Thursday, 14 April 2011
50 Years Ago: Comrade Gagarin Did Not See God in Outer Space
Yuri Gagarin in 1964. Image courtesy of Sydsvenskan.se.
Joel Kontinen
For Soviet Union, its space programme was an ideological competition against the United States. When Yuri Gagarin orbited the earth 50 years ago, the Soviets interpreted it as evidence for the superiority of the communist system.
Having returned from his 108- minute long space flight, comrade Gagarin said that he had not seen God in outer space.
C. S. Lewis, who was a former atheist, commented on the incident in his essay Seeing Eye that was later published in Christian Reflections. He suggested that many had claimed that they had not seen Shakespeare in Shakespeare’s dramas. According to Lewis, it would be foolish to try to discover God as something He Himself had made.

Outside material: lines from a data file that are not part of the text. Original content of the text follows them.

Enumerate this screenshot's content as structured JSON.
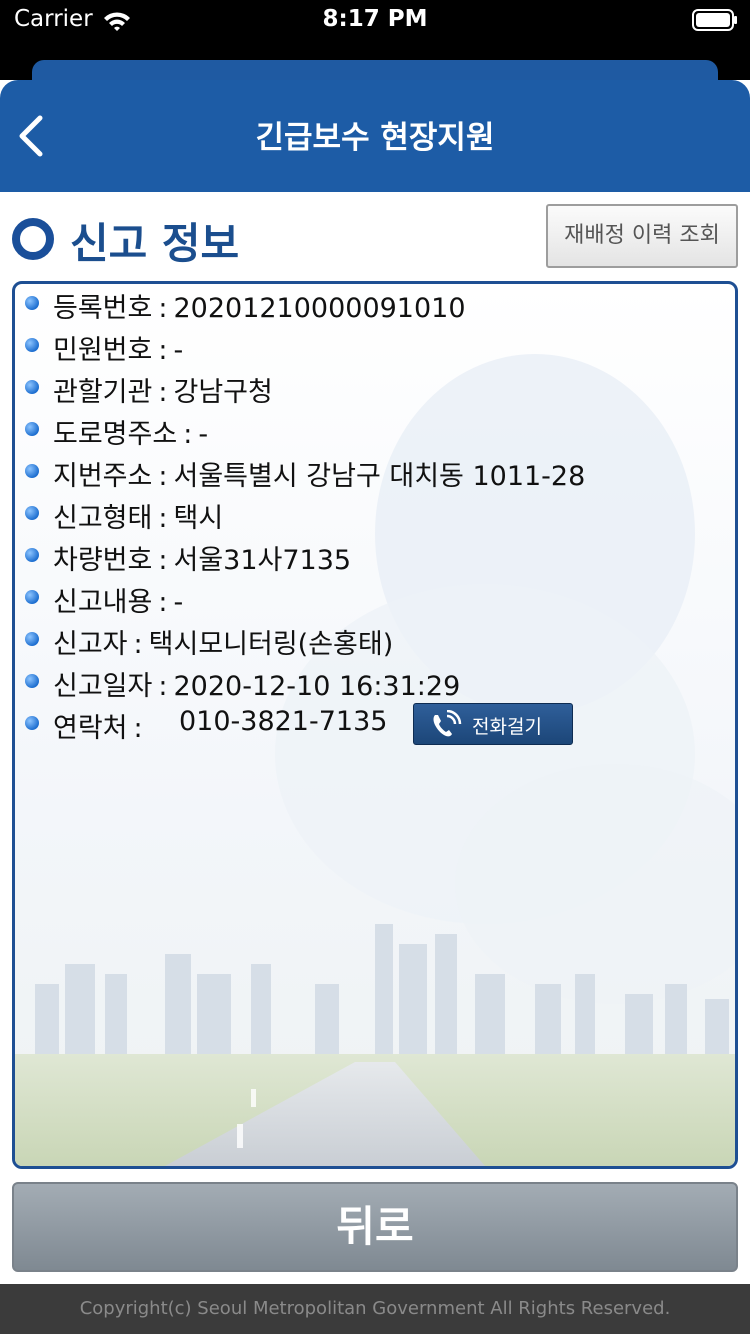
{
  "status_bar": {
    "carrier": "Carrier",
    "time": "8:17 PM"
  },
  "header": {
    "title": "긴급보수 현장지원",
    "back_icon": "chevron-left-icon"
  },
  "section": {
    "title": "신고 정보",
    "history_button": "재배정 이력 조회"
  },
  "info_rows": [
    {
      "label": "등록번호",
      "value": "20201210000091010"
    },
    {
      "label": "민원번호",
      "value": "-"
    },
    {
      "label": "관할기관",
      "value": "강남구청"
    },
    {
      "label": "도로명주소",
      "value": "-"
    },
    {
      "label": "지번주소",
      "value": "서울특별시 강남구 대치동 1011-28"
    },
    {
      "label": "신고형태",
      "value": "택시"
    },
    {
      "label": "차량번호",
      "value": "서울31사7135"
    },
    {
      "label": "신고내용",
      "value": "-"
    },
    {
      "label": "신고자",
      "value": "택시모니터링(손홍태)"
    },
    {
      "label": "신고일자",
      "value": "2020-12-10 16:31:29"
    }
  ],
  "contact": {
    "label": "연락처",
    "value": "010-3821-7135",
    "call_button": "전화걸기"
  },
  "bottom_button": "뒤로",
  "footer": "Copyright(c) Seoul Metropolitan Government All Rights Reserved.",
  "colors": {
    "nav_blue": "#1d5ca6",
    "title_blue": "#1b4e8e",
    "panel_border": "#1e4f93",
    "footer_bg": "#3b3b3b"
  }
}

On the other side of the Atlantic, space travellers took an approach that differed diametrically from that of the first cosmonaut. The Apollo 8 astronauts, for instance, read the first ten verses of Genesis in a direct broadcast to all the people “on the good earth”. For them, space proclaimed the glory of God.
Sources:
Lewis, C. S. 1968. Entisen ateistin kristillisiä esseitä. (Christian Reflections).Translated by Olavi Aula. Porvoo: WSOY.
Virkkula, Simopekka. 2011. Toveri G. nuuhkaisi tähtiä. Aamulehti 12 April, B15.